BatchNormalization - version 9#
This page documents version 9 of operator BatchNormalization. See BatchNormalization for the latest version (since version 15).
Domain:
ai.onnxSince version: 9
Carries out batch normalization as described in the paper https://arxiv.org/abs/1502.03167. Depending on the mode it is being run, there are multiple cases for the number of outputs, which we list below:
Output case #1: Y, mean, var, saved_mean, saved_var (training mode) Output case #2: Y (test mode)
For previous (depreciated) non-spatial cases, implementers are suggested to flatten the input shape to (N x C*D1*D2 ..*Dn) before a BatchNormalization Op.
Inputs
X (T): Input data tensor from the previous operator; dimensions are in the form of (N x C x D1 x D2 … Dn), where N is the batch size, C is the number of channels. Statistics are computed for every channel of C over N and D1 to Dn dimensions. For image data, input dimensions become (N x C x H x W). The op also accepts single dimension input of size N in which case C is assumed to be 1
scale (T): Scale tensor of shape (C).
B (T): Bias tensor of shape (C).
mean (T): running (training) or estimated (testing) mean tensor of shape (C).
var (T): running (training) or estimated (testing) variance tensor of shape (C).
Outputs
Y (T): The output tensor of the same shape as X
mean (T): The running mean after the BatchNormalization operator.
var (T): The running variance after the BatchNormalization operator.
saved_mean (T): Saved mean used during training to speed up gradient computation.
saved_var (T): Saved variance used during training to speed up gradient computation.
Type Constraints
T: Constrain input and output types to float tensors. Allowed types: tensor(double), tensor(float), tensor(float16).

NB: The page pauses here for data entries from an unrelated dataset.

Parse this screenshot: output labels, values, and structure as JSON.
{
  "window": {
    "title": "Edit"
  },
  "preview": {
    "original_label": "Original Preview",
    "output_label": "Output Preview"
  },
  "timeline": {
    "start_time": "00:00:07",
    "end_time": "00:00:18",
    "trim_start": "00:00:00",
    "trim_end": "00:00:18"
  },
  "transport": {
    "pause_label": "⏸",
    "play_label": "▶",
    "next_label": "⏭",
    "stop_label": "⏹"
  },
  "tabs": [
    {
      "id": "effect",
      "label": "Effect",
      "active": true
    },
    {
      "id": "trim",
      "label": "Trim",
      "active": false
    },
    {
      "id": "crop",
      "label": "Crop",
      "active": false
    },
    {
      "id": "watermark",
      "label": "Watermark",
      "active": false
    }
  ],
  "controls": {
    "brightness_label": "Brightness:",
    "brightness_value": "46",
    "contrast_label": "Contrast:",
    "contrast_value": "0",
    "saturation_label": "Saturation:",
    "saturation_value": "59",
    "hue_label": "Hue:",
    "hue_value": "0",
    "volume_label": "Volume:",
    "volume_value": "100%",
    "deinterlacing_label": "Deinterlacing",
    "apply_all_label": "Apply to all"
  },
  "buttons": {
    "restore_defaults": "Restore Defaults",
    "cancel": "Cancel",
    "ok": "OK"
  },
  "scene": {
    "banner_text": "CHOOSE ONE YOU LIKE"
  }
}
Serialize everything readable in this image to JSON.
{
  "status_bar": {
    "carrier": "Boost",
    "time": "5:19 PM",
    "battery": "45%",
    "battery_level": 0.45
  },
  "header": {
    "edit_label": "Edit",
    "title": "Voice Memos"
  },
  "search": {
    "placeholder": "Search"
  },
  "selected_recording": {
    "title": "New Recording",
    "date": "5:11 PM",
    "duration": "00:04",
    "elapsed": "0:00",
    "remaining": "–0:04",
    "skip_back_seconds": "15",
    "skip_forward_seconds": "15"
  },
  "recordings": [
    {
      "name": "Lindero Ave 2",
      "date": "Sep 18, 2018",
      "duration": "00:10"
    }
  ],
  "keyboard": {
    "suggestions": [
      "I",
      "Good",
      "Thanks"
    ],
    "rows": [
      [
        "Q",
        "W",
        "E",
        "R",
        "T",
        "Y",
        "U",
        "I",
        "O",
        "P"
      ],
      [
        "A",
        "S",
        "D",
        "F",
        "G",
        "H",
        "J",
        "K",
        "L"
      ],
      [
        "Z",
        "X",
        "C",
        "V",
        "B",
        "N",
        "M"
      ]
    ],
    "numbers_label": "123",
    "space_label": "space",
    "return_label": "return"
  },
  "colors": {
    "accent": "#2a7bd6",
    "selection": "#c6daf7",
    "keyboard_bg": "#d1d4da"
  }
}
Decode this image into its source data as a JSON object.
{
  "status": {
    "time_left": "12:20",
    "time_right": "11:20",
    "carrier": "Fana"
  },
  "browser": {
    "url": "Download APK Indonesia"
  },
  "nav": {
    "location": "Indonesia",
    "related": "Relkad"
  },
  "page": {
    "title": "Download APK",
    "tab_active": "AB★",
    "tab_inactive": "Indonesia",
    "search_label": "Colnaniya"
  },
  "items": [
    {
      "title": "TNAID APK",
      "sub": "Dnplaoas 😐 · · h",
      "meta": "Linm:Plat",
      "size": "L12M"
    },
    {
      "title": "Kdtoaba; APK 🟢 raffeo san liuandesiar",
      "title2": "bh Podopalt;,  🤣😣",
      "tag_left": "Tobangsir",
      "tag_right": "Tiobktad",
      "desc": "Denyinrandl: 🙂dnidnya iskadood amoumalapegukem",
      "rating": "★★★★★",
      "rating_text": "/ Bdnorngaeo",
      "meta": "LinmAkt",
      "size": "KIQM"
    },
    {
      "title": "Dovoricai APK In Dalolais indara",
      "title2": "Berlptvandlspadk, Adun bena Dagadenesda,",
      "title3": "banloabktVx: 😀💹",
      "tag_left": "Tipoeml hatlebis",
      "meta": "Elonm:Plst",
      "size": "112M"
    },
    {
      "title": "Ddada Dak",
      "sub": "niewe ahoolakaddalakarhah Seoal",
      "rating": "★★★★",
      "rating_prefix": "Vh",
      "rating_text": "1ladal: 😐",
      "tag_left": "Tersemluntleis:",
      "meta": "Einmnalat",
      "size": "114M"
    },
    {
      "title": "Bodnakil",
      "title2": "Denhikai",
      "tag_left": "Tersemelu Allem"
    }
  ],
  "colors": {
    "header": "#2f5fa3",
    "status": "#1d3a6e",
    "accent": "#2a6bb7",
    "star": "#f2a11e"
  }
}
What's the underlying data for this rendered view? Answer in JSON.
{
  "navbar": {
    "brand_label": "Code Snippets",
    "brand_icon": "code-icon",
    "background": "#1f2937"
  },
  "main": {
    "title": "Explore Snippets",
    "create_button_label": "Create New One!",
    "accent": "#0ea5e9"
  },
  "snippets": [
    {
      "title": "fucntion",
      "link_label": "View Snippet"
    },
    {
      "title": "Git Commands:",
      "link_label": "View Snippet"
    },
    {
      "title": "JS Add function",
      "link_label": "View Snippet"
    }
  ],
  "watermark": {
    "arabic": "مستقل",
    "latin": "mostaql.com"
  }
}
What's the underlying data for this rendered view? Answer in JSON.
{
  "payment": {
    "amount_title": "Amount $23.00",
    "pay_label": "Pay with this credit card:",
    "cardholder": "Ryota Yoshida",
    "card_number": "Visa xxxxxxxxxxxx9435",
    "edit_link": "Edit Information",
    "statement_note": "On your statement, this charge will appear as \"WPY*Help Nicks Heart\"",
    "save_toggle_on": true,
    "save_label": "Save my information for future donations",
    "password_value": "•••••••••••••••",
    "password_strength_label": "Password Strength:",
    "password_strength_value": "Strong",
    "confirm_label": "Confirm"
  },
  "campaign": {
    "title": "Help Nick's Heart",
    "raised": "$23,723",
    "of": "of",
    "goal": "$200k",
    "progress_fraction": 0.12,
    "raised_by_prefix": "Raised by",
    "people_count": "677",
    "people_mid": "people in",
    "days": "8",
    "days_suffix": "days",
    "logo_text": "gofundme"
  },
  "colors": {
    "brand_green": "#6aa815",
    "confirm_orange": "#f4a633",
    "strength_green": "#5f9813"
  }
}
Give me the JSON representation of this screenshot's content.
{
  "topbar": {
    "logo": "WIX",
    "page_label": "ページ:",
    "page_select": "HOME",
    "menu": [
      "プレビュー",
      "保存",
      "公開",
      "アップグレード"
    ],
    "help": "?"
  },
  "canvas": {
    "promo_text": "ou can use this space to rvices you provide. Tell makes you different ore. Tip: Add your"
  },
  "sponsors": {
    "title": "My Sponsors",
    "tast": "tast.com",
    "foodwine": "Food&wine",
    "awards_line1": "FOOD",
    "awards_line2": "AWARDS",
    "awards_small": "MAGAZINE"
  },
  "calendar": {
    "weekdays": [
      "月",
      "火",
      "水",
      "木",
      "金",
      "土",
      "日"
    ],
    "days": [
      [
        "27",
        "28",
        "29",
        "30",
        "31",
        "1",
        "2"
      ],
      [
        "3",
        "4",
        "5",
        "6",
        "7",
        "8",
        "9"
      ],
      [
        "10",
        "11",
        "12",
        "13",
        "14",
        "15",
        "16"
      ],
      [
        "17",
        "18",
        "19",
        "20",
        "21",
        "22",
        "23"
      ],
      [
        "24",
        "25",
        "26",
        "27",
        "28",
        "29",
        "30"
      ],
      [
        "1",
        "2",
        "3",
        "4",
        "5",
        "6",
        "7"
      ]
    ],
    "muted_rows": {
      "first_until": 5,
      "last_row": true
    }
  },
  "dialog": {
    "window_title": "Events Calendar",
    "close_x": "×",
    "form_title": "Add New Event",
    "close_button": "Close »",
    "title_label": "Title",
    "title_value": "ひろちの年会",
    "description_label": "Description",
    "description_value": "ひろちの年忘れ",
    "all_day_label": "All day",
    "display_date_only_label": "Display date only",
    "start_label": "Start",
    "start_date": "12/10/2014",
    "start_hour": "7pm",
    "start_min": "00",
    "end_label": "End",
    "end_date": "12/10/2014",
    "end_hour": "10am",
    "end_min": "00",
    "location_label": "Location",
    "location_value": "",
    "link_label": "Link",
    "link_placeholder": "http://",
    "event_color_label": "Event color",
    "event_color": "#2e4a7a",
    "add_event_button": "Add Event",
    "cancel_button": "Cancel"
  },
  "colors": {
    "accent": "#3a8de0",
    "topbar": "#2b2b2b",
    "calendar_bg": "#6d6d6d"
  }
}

Differences with previous version (7)#
SchemaDiff: BatchNormalization (domain 'ai.onnx')
old version: 7
new version: 9
breaking: no
Documentation:
line similarity: 0.22 (+8/-6 lines)
--- BatchNormalization v7
+++ BatchNormalization v9
@@ -1,8 +1,10 @@
- Carries out batch normalization as described in the paper
- https://arxiv.org/abs/1502.03167. Depending on the mode it is being run,
- there are multiple cases for the number of outputs, which we list below:
+Carries out batch normalization as described in the paper
+https://arxiv.org/abs/1502.03167. Depending on the mode it is being run,
+there are multiple cases for the number of outputs, which we list below:
- Output case #1: Y, mean, var, saved_mean, saved_var (training mode)
- Output case #2: Y (test mode)
-
+Output case #1: Y, mean, var, saved_mean, saved_var (training mode)
+Output case #2: Y (test mode)
+
+For previous (depreciated) non-spatial cases, implementers are suggested
+to flatten the input shape to (N x C*D1*D2 ..*Dn) before a BatchNormalization Op.